Alle Anzeichen deuten darauf hin, dass eine Aufhebung der „Feststellung der epidemischen Lage von nationaler Tragweite“ und somit ein Ende der Maßnahmen auf lange Sicht nicht geplant ist. Das Infektionsschutzgesetz sieht eine Terminierung des Beschlusses über die „epidemische Lage von nationaler Tragweite“ zum 31. März vor. Bis dahin muss der Bundestag neu über die Lage entscheiden. Mit nichtssagenden, aber beeindruckenden und steigenden „Inzidenzzahlen“ treibt die Bundesregierung die Parlamentarier vor sich her und wahrscheinlich in eine weitere Verlängerung der selbstmörderischen Coronapolitik hinein.

Wir wissen nicht, welche Kommentare in den sozialen Medien aus der mit Steuermitteln bezahlten Corona-Propaganda-Werkstatt stammen. Vielleicht sind es diese Posts aus dem Oktober 2020:

„Die Scharlatane und die Märchenerzähler, die immer noch so tun, als hätten wir kein Corona-Problem sind Teil des Problems und tragen zu einem Lockdown bei. Lockdowns sind der letzte Ausweg, eine außer Kontrolle geratene Situation wieder einzufangen. Niemand kann das wollen, deshalb dürfen wir nicht die Fehler anderer Länder wiederholen, in denen zu viele Menschen, die Coronaregeln nicht Ernst genommen haben.“ (Zeit-Online)
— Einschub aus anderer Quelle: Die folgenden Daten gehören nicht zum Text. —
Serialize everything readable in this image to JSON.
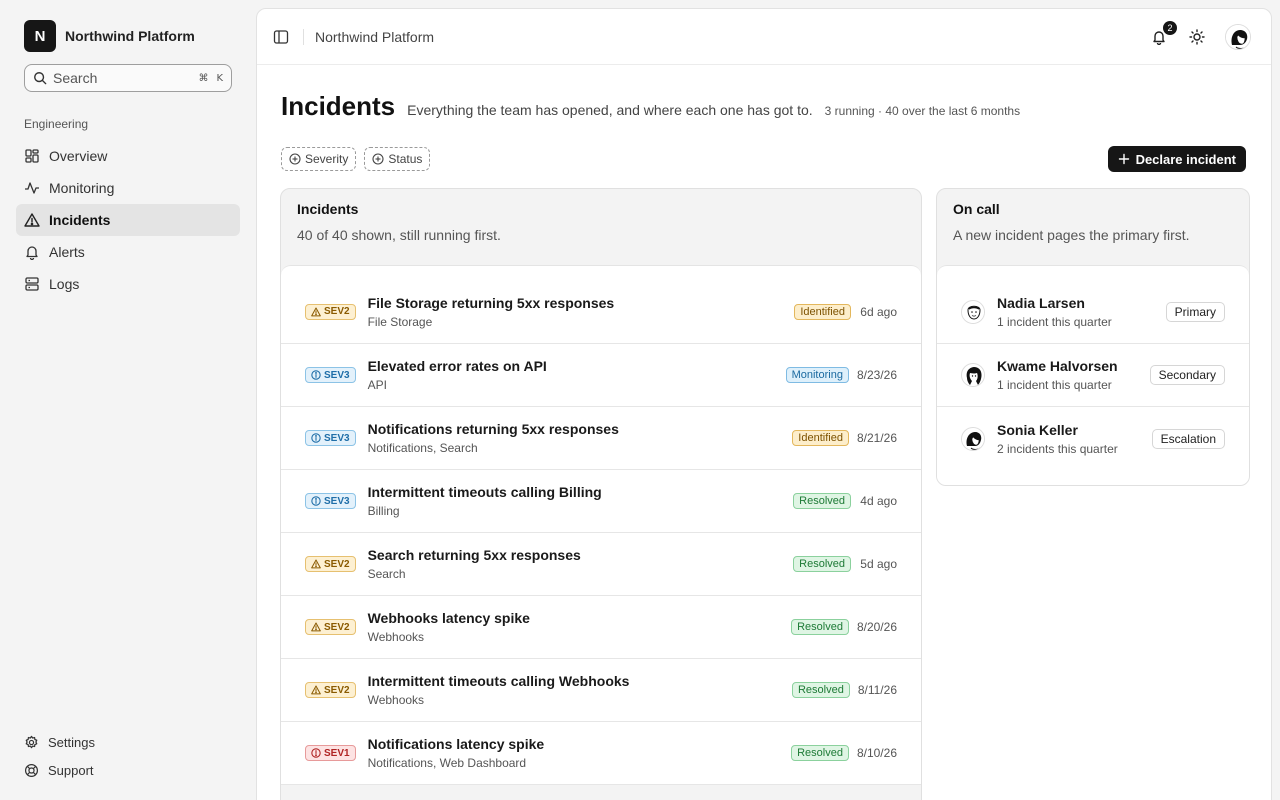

Oder ein Loblied auf Karl Lauterbach (SPD): „Danke, für die klaren Worte und für Ihre stets fundierte Sachlichkeit in der Einschätzung der Lage, Professor Lauterbach. Sie sind wirklich ein Lichtblick im derzeitigen Dickicht der Ungereimtheiten rund um die Pandemie. Es ist gut, dass Sie als Mediziner und Politiker für uns in Deutschland tätig sind. Auf Sie ist Verlass. Vielen Dank!“ (Tagesschau)

Es sollte niemanden mehr überraschen, dass ausgerechnet der Bundestag, dessen wichtigste Aufgabe die Kontrolle der Bundesregierung ist, am 2. Juli einen Betrag von 220 Millionen Euro zur Unterstützung der Zeitungs- und Zeitschriftenverlage freigegeben hat. Der Betrag soll zur „Förderung der digitalen Transformation des Verlagswesens“ dienen.